Neither more nor less than the meaning of the word
"cure" as it is used in general medical therapeutics:
The patient has become free of signs and symptoms of
illness even though he remains always partially or
totally vulnerable to recurrence of the same, similar,
or related illness.  The use of the word or concept of
"cure" usually relates to the statistical probability
of recurrence.  Thus, symptom-free addicts or cancer
patients are usually regarded as "arrested" rather
than "cured" until several years have elapsed, whereas
symptom-free patients treated for fractures or
bacterial infections are regarded as cured because of
the low probability of relapse.

     Every illness represents a complex resultant
phenomenon, reflecting the interaction between the
forces of external or internal stresses impinging on
the patient's homeostasis versus the forces of the
patient's resistance/vulnerability factors.  Some
illnesses reflect maximum external stress versus
minimum internal resistance; for example:  traumatic
injuries, gunshot wounds, poisoning, and so forth.
Other illnesses reflect relatively minimal stress
versus maximum resistance/vulnerability factors; for
example:  allergies, genetic diatheses, diabetes,
congenital disorders, and the like.  Most illnesses
fall somewhere in between these extremes.  So-called
mental illnesses reflect symptomatic and maladaptive
reactions to varieties of psychological stress.  These
are conditioned by faulty social learning during and
beyond childhood interacting with inherited and
acquired vulnerabilities and susceptibilities at the
biochemical and neurophysiological level of
functioning, including aberrations of neurotransmitter
biochemical mechanisms at the synaptic cleft.

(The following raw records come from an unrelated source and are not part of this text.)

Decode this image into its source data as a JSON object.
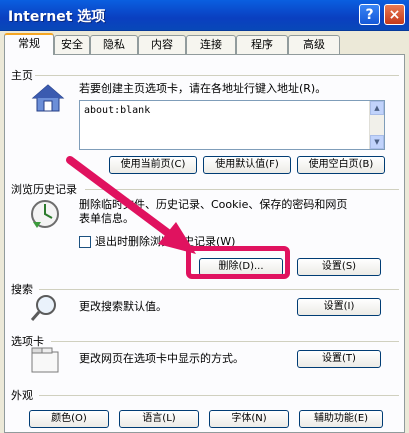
{
  "window": {
    "title": "Internet 选项",
    "help": "?",
    "close": "×"
  },
  "tabs": [
    "常规",
    "安全",
    "隐私",
    "内容",
    "连接",
    "程序",
    "高级"
  ],
  "home": {
    "section": "主页",
    "description": "若要创建主页选项卡，请在各地址行键入地址(R)。",
    "url": "about:blank",
    "buttons": [
      "使用当前页(C)",
      "使用默认值(F)",
      "使用空白页(B)"
    ]
  },
  "history": {
    "section": "浏览历史记录",
    "line1": "删除临时文件、历史记录、Cookie、保存的密码和网页",
    "line2": "表单信息。",
    "checkbox_label": "退出时删除浏览历史记录(W)",
    "delete_button": "删除(D)...",
    "settings_button": "设置(S)"
  },
  "search": {
    "section": "搜索",
    "description": "更改搜索默认值。",
    "settings_button": "设置(I)"
  },
  "tabsec": {
    "section": "选项卡",
    "description": "更改网页在选项卡中显示的方式。",
    "settings_button": "设置(T)"
  },
  "appearance": {
    "section": "外观",
    "buttons": [
      "颜色(O)",
      "语言(L)",
      "字体(N)",
      "辅助功能(E)"
    ]
  },
  "colors": {
    "titlebar": "#0a4fd0",
    "highlight": "#e0125f",
    "panel": "#fcfcfe"
  }
}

     "Cure" as used here means relieving, changing, or
removing the signs and symptoms of mental illness,
restoring or establishing norms of psychic
functioning, reducing the probabilities of future
recurrence and relapse, and, finally, promoting
previously unrealized potentialities for optimum
psychosocial and creative functioning.  Effective
psychotherapy can, and does, achieve "cures" with
mental illness;  there is no scientific basis for the
persistent myth that mental disorders are incurable.
Recurrence, relapse, or new mental disorders may occur
with any individual patient, and future stresses may
not be prevented or eliminated, but, hopefully, stress
tolerance will be increased and recuperative powers
enhanced.

     The goal of effective psychotherapy is to achieve
the clinical cure-triad of (1) relief of signs and
symptoms, (2) optimum social adjustment, and (3)
enhanced creativity.  The relief of neurotic symptoms
such as anxiety, depression, dissociation, obsessions,
compulsions, phobias, and addictive states is the most
easily achievable component of the clinical triad of
cure.  This is because neurotic symptoms are readily
influenced by the status of the transference-
countertransference relationship between therapist and
patient.  Neurotic symptoms are manifestations of
underlying character neuroses and are by their nature
labile, interchangeable, and negotiable.  Patients
frequently appear willing to give up their symptoms in
exchange for what they experience as nurturance and
dependency gratification from the therapist.  Symptoms
may be reduced or removed by a wide variety of
therapist interventions including
psychopharmacotherapy, either directive or
nondirective psychotherapy, suggestion, hypnotherapy,
behavior modification therapy, authoritarian
relationships, and chance experiences.  Unfortunately,
relapse and recidivism usually characterize the
outcome of therapies that do not address or affect the
patient's basic personality and character pathology.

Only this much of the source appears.